Deep learning has revolutionized the way humans interact with technology, enabling complex tasks that were once thought to be impossible. Its ability to process vast amounts of data and learn from patterns has led to significant advancements in various areas, such as image and speech recognition, natural language processing, and robotics. These advancements have had a significant impact on humans daily lives, from virtual assistants to self-driving cars, personalized recommendations on social media platforms, and fraud detection in banking and finance. While deep learning has enabled remarkable advancements across various industries, its wide adoption has led to alarming repercussions in terms of carbon emissions and energy consumption. This is due to the high computational and storage requirements of deep learning models, which result in the use of large data centers and computing infrastructures that consume a vast amount of energy and have become a significant contributor to carbon emissions. As deep learning models become increasingly complex, the energy consumption required for training andinference is expected to rise, exacerbating the problem. This becomes more crucial because the current computing infrastructures used for training and serving inference for these models are significantly underutilized. This PhD dissertation sets out to take on this imperative challenge and rethink the design of custom neural accelerators and their adoption in both cloud and edge infrastructures by devising solutions across the whole compute stack ranging from circuits to systems and algorithms. To that end, the contributions of this dissertation are as follows:
• Devising BIHIWE, a programmable mixed-signal DNN accelerator that leverages the innate energy-efficiency of analog computing. To address the challenges associated with analog computing, I leverage the mathematical properties of deep learning operations and define a new computing model for dot-product operations along with its mixed-signal computing circuitry. I further design a programmable hierarchical clustered architecture to integrate the mixed-signal compute units and propose solutions to further mitigate the non-ideality in analog computing.

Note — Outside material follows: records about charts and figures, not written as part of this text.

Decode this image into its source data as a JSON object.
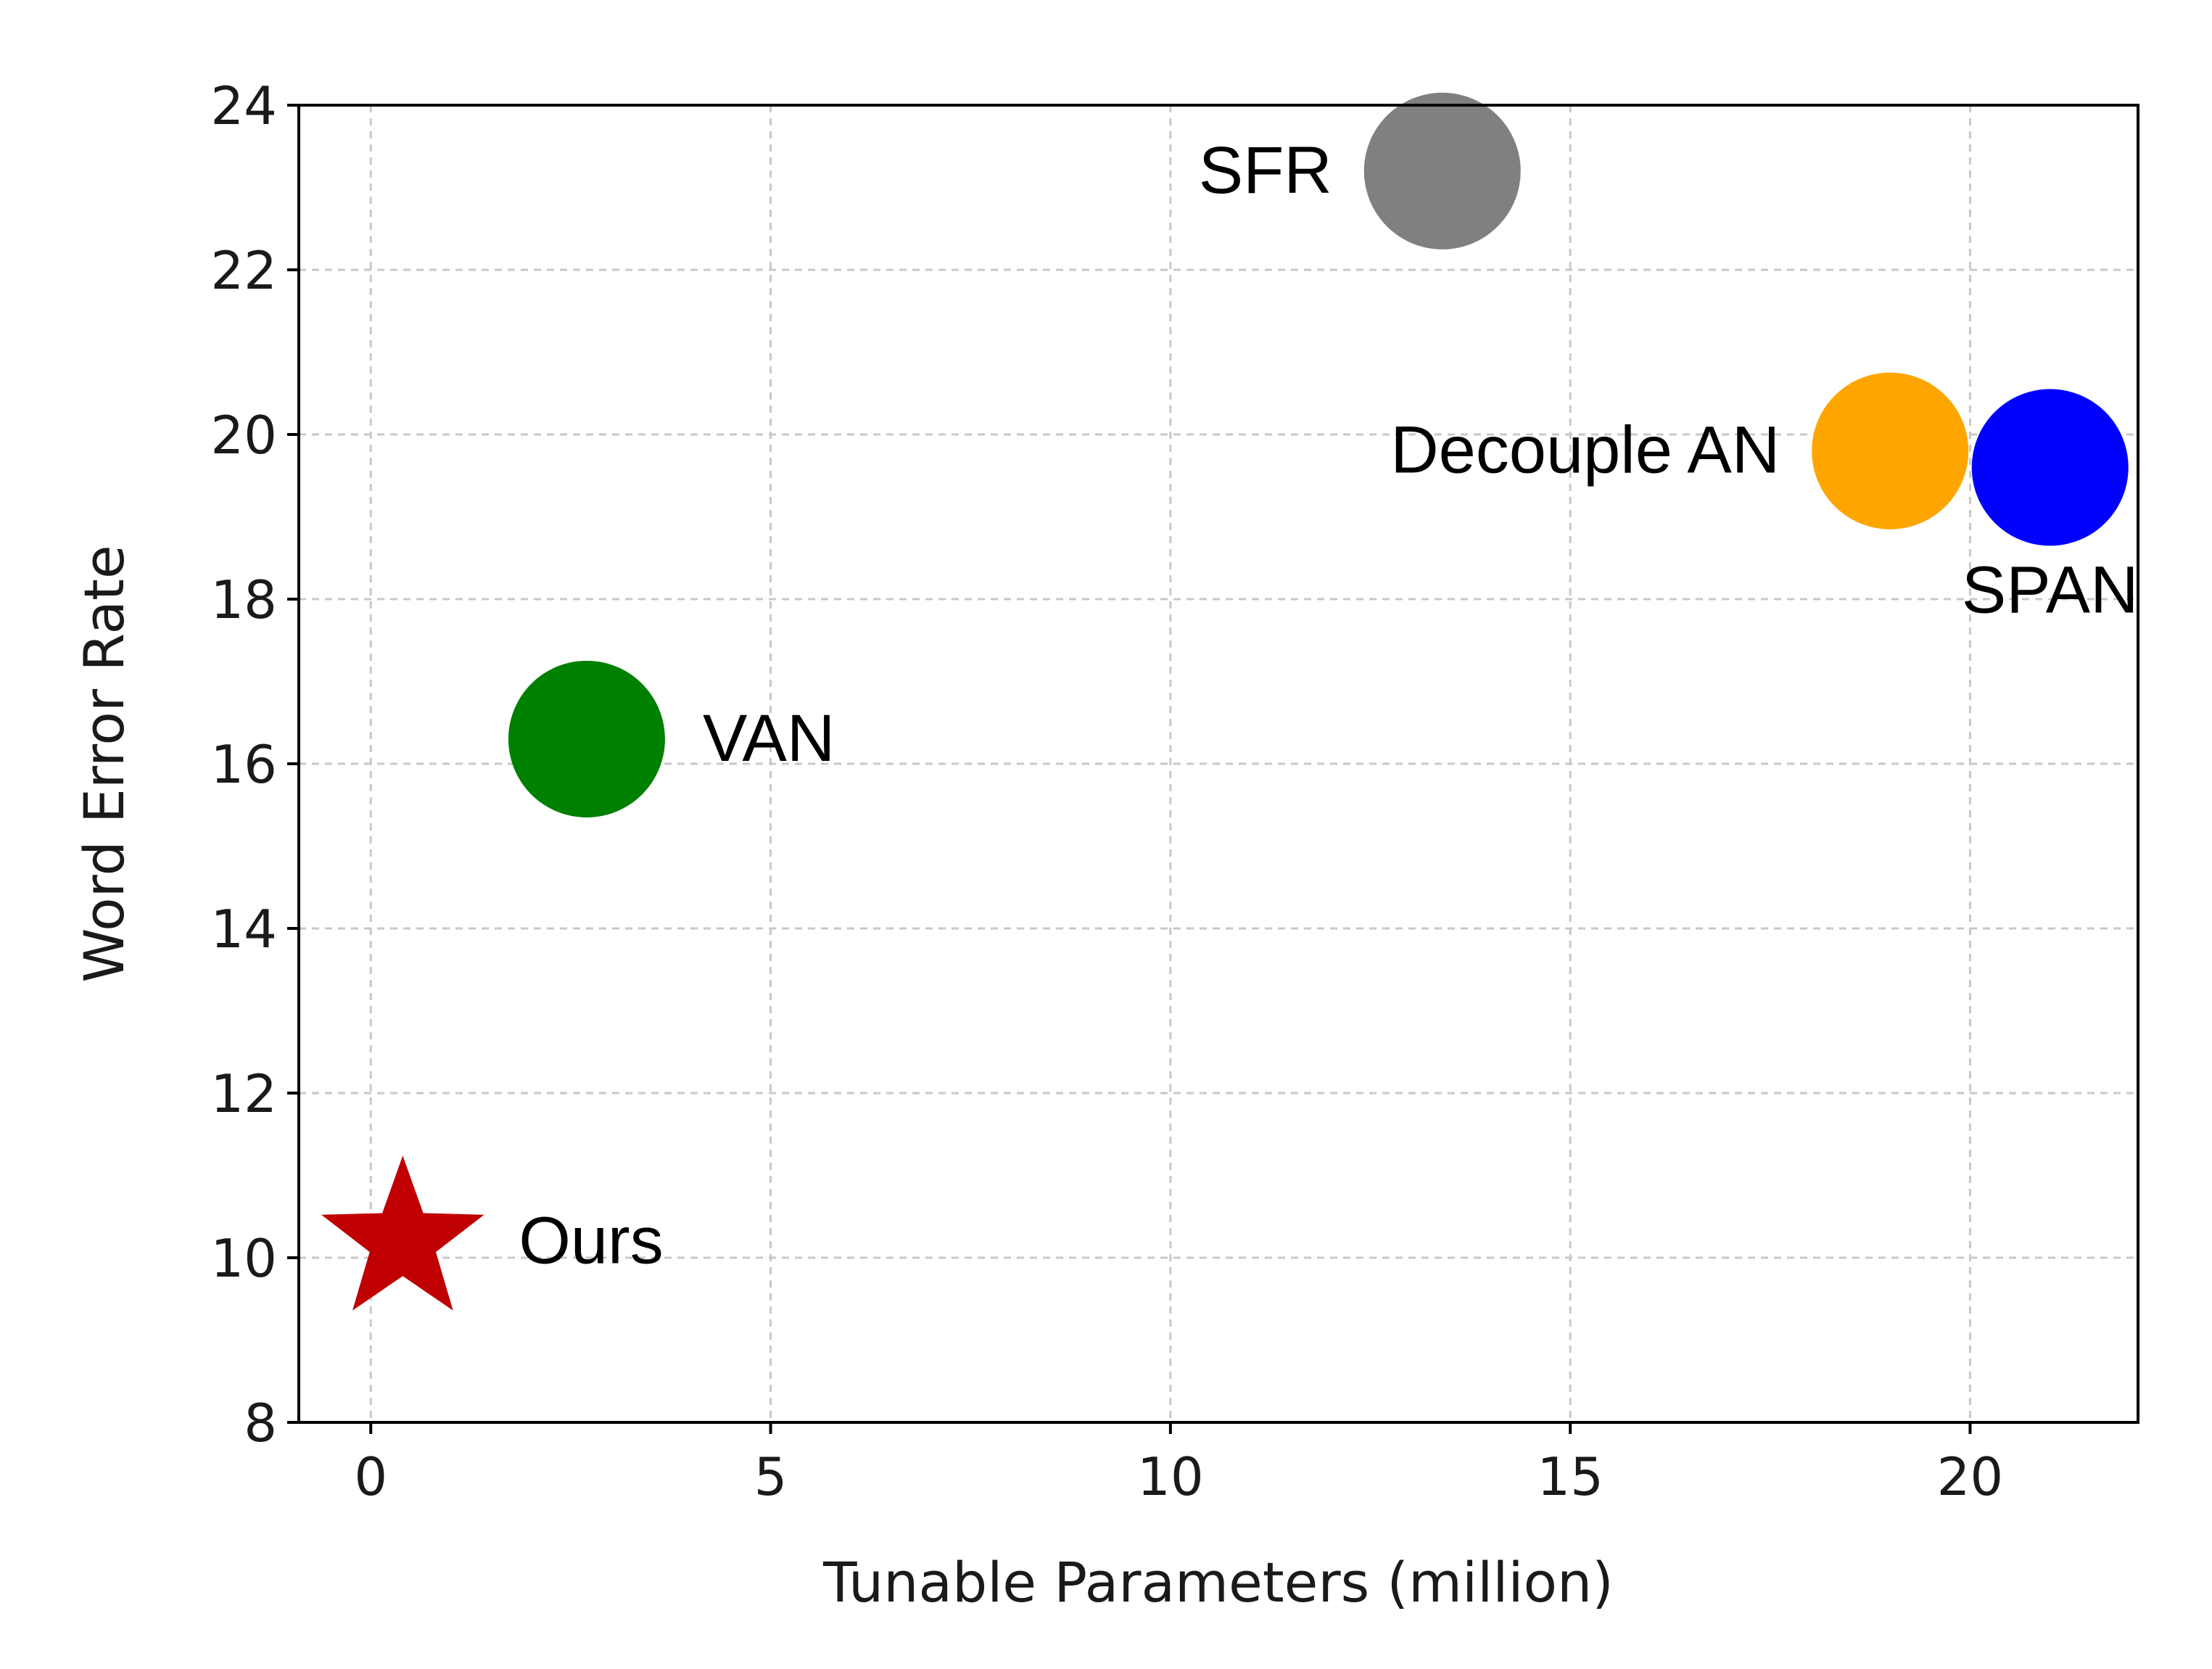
{
  "chart_data": {
    "type": "scatter",
    "xlabel": "Tunable Parameters (million)",
    "ylabel": "Word Error Rate",
    "xlim": [
      -0.9,
      22.1
    ],
    "ylim": [
      8,
      24
    ],
    "xticks": [
      0,
      5,
      10,
      15,
      20
    ],
    "yticks": [
      8,
      10,
      12,
      14,
      16,
      18,
      20,
      22,
      24
    ],
    "grid": true,
    "points": [
      {
        "label": "SFR",
        "x": 13.4,
        "y": 23.2,
        "marker": "circle",
        "color": "#808080",
        "label_position": "left"
      },
      {
        "label": "Decouple AN",
        "x": 19.0,
        "y": 19.8,
        "marker": "circle",
        "color": "#FFA500",
        "label_position": "left"
      },
      {
        "label": "SPAN",
        "x": 21.0,
        "y": 19.6,
        "marker": "circle",
        "color": "#0000FF",
        "label_position": "below"
      },
      {
        "label": "VAN",
        "x": 2.7,
        "y": 16.3,
        "marker": "circle",
        "color": "#008000",
        "label_position": "right"
      },
      {
        "label": "Ours",
        "x": 0.4,
        "y": 10.2,
        "marker": "star",
        "color": "#C00000",
        "label_position": "right"
      }
    ]
  }
}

• Designing ultra-energy efficient acceleration solution for deeply quantized neural networks. The proposed design intersperses bit parallelism within data-level parallelism and dynamically interweaves the two together. This design paradigm enables dynamic composition of narrow-bitwidth vector engines at the bit granularity based on the required bitwidth of the DNN layers. This new composition mode amortizes the cost of aggregation and operand-delivery across a vector of elements and brings forth significant energy savings and performance improvements.
• Proposing a novel microarchitecture and Instruction Set Architecture for a companion processor in neural accelerators that tackles the challenges associated with executing emerging and novel operations in DNNs. The design strikes a balance between customization and programmability to keep up with the volatility of deep learning research while offering significant performance and energy gains compared to prior work.
• Proposing Planaria, the very first neural accelerator design that offers simultaneous multi-tenant acceleration of DNNs. The design introduces and leverages the novel concept of runtime architecture fission, which breaks a monolithic accelerator into smaller yet full-fledged accelerators to enable spatial co-location of multiple DNN inference requests. To best utilize this microarchitecture capability, I also propose a task scheduling algorithm that breaks up the accelerator with respect to the current server load, DNN topology, and task priorities, all while considering the latency bounds of the tasks. This work opens a new dimension in the design of neural accelerators that considers utilization, cost-effectiveness, and responsiveness in datacenters.
• Devising a mathematical formulation for pruning the inconsequential operations in self-attention layers of transformer models. This formulation piggy backs on the back-propagation training to analytically co-optimize the threshold and the weights simultaneously, striking a formally optimal balance between accuracy and computation pruning. Additionally, I propose a bit-serial architecture, dubbed LEOPARD, to maximize the benefits by terminating computation even before pruning the following calculation without any approximation.